Meski mengandung risiko politik, praktik pengumpulan intelijen akan tetap berlangsung, yang selain didukung alat seperti balon atau pesawat dan satelit, juga oleh interaksi manusia.
Oleh
Redaksi
·2 menit baca
Berita tentang penembakan balonmata-mataChina oleh jet tempur F-22 Amerika Serikat menjadi bacaan menarik selama beberapa hari terakhir.
Jagat spionase merupakan bagian tak terpisahkan dalam hubungan internasional. Hal ini berlaku tak hanya terbatas pada negara yang bermusuhan, tetapi juga negara yang memiliki hubungan baik. Masih teringat, bagaimana industri penerbangan Amerika Serikat (AS) absen dari Pameran Kedirgantaraan Le Bourget, Paris, 1993, dengan alasan pameran ini menjadi ajang mata-mata militer.
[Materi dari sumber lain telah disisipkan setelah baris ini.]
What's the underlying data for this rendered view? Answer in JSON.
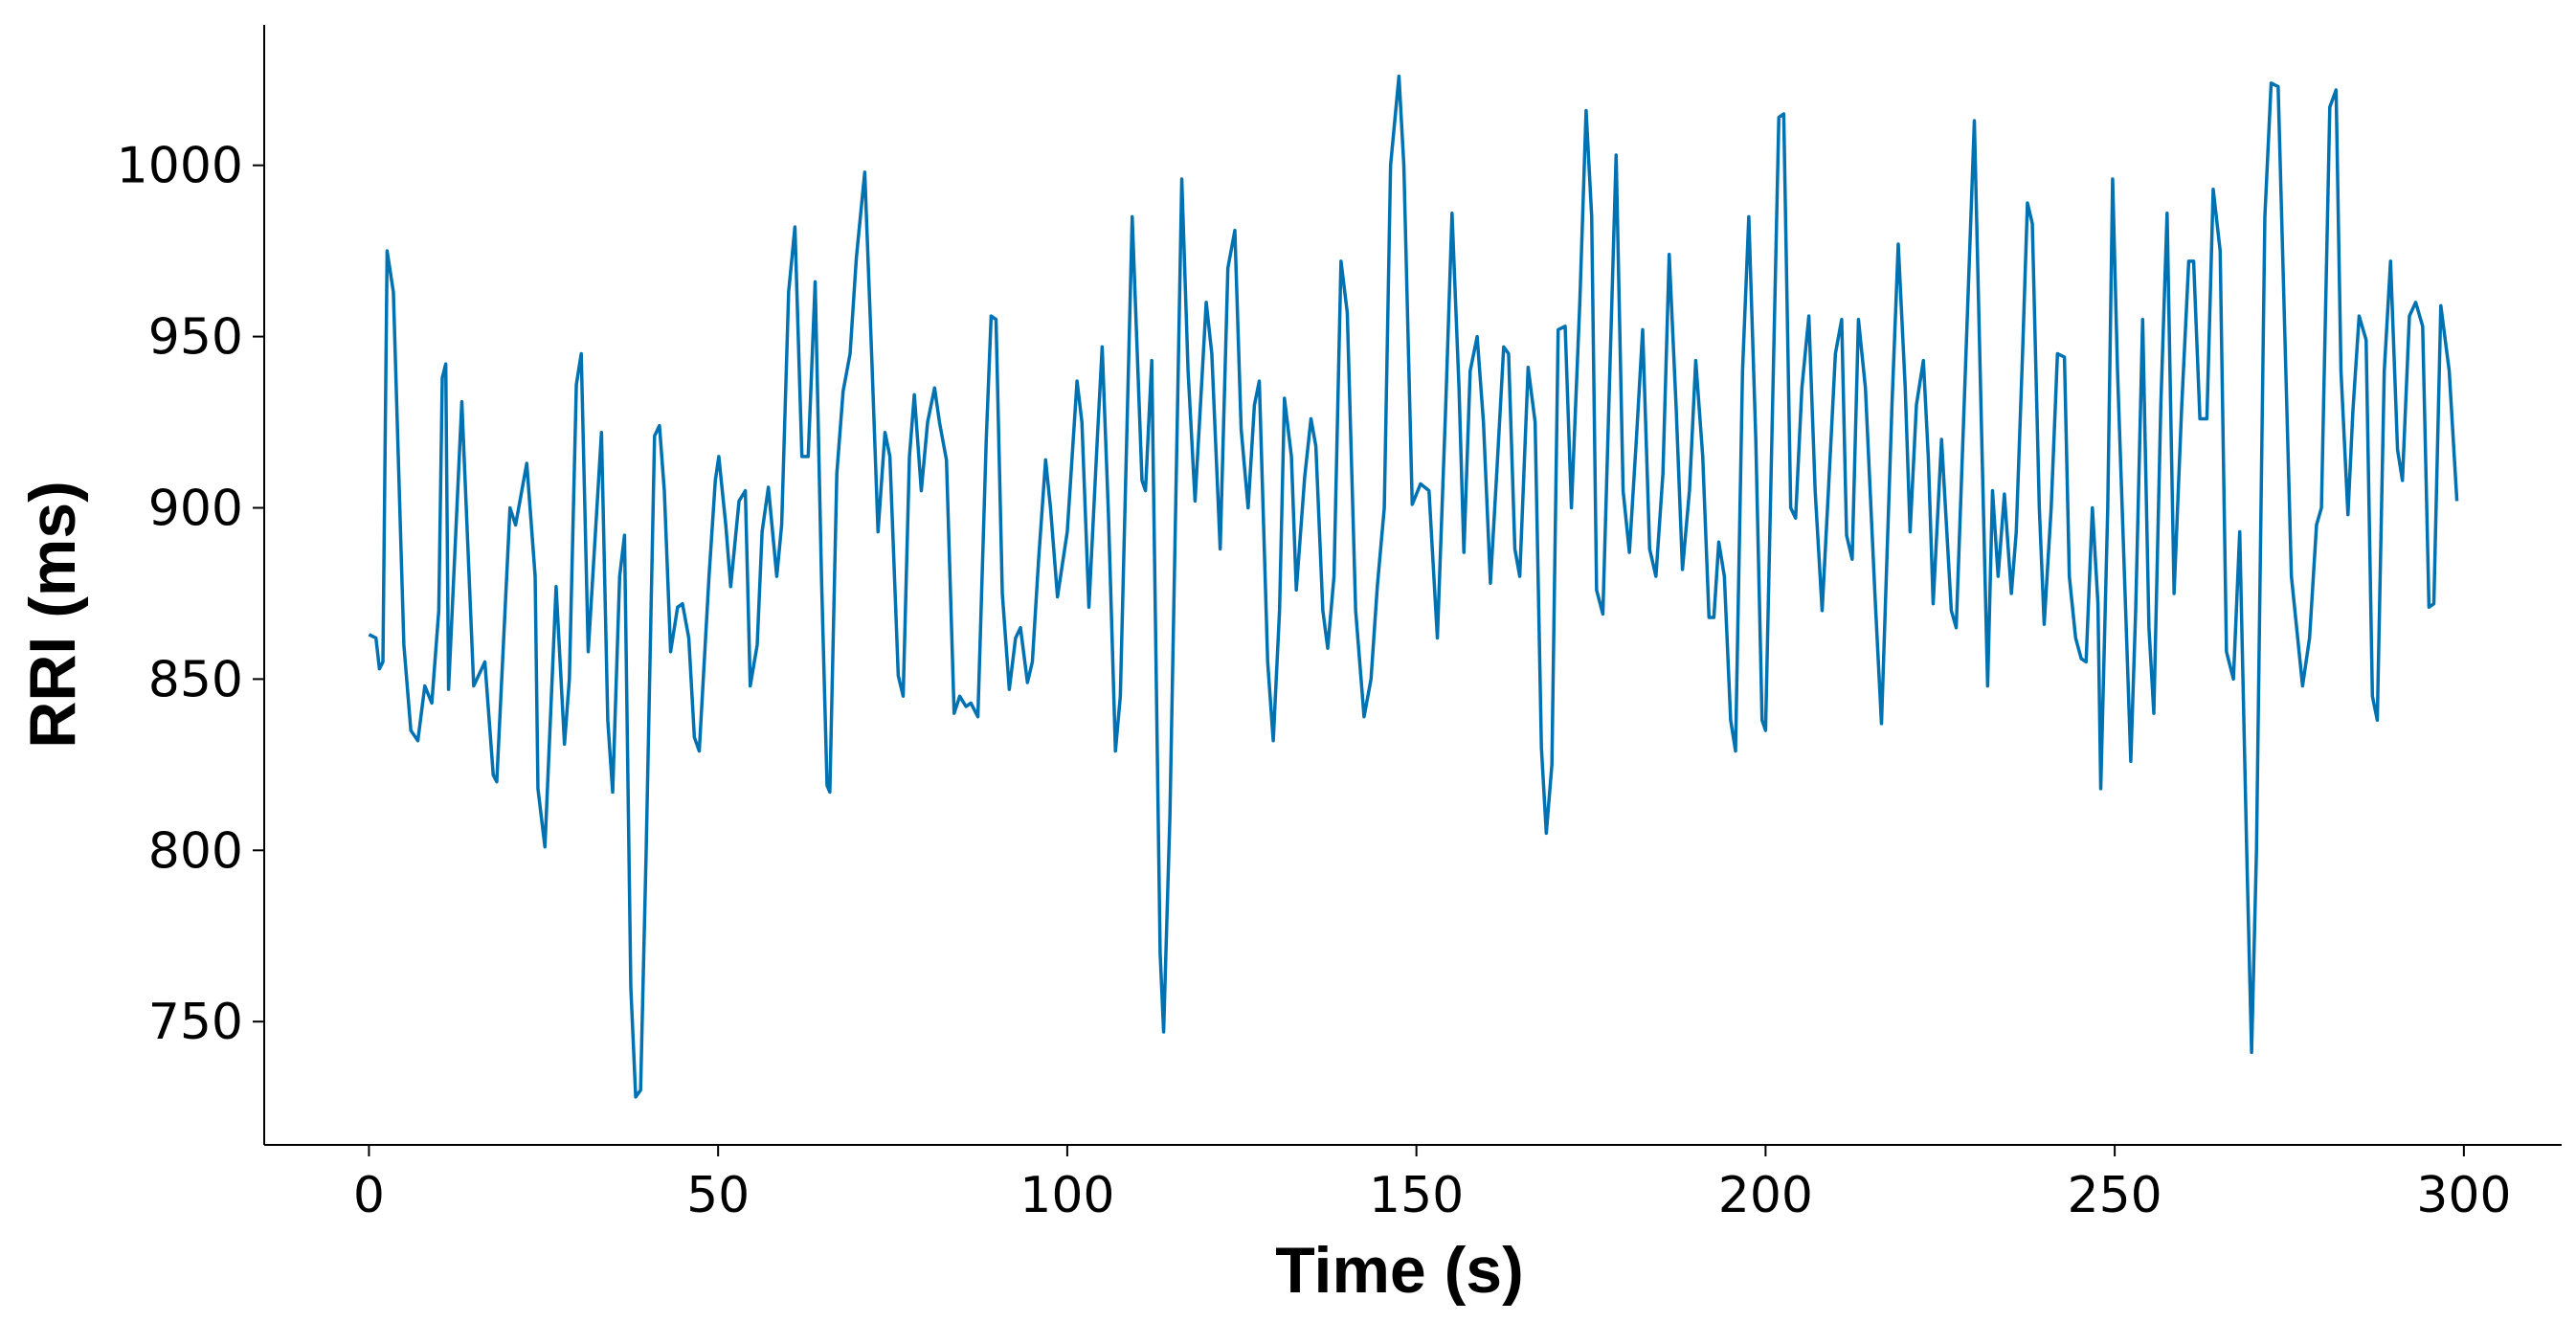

Pada kasus terakhir, balon tak hanya diterbangkan ke wilayah AS, tetapi juga ke wilayah negara lain, seperti Amerika Tengah dan Amerika Selatan (New Scientist, 10/2/2023). Terakhir bahkan muncul laporan, balon serupa teramati di Jepang tahun 2020 dan 2021, juga di atas Taipei dan India.
Muncul pertanyaan, mengapa setelah ada teknologi satelit mata-mata, China masih menggunakan balon? Penggunaan balon sudah tercatat dalam sejarah spionase dan peperangan. Bahkan, balon untuk sinyal militer sudah ada lebih dari 1.000 tahun, sementara balon pengamatan Perancis sudah digunakan di Pertempuran Fleurus tahun 1794.
Seperti halnya China, AS juga menggunakan pelbagai sarana teknologi guna mengumpulkan intelijen terhadap lawan potensial. Tak sedikit di antara beragam wahana itu memiliki kemampuan tumpang tindih. AS masih menggunakan pesawat U2 bertahun-tahun setelah memanfaatkan satelit.
Balon disebut memiliki kelebihan dalam mengangkut muatan (peralatan). Faktor lain, balon tak membutuhkan awak. Hal ini bisa mengurangi risiko politik jika ada balon yang terdeteksi atau ditembak jatuh.
Seperti halnya pesawat mata-mata U2 AS yang memiliki berbagai sensor dan muatan lain untuk berbagai misi, balon bisa digunakan untuk mengambil gambar/citra, baik dalam spektrum gelombang tampak maupun tak tampak, secara pasif mengumpulkan komunikasi elektronik atau mengumpulkan informasi lain yang lalu dipancarkan ke satelit negaranya. Disebutkan balon China dapat menyergap komunikasi telepon seluler dari staf di pangkalan militer.
Penembakan balon mata-mata yang diklaim sebagai balon penelitian cuaca oleh China mengingatkan orang pada penembakan pesawat U2 AS yang terbang di atas wilayah Uni Soviet pada tahun 1960.
Semua itu menyadarkan kita, aktivitas pengumpulan intelijen masih dan akan terus berlangsung. Melalui balon, China juga menguji kemampuan sistem pertahanan udara AS.
Ketika U2 berhasil ditembak jatuh, AS masih mempunyai jet mata-mata SR-71 Blackbird berkecepatan lebih dari tiga kali kecepatan suara dan terbang di ketinggian tak kurang 100.000 kaki sehingga tak ada rudal yang mampu mengejarnya.
Akhirnya, meski mengandung risiko politik, praktik pengumpulan intelijen akan tetap berlangsung, yang selain didukung alat seperti balon atau pesawat dan satelit juga oleh interaksi manusia. Setiap negara akan terus berusaha mencari keunggulan melalui informasi intelijen.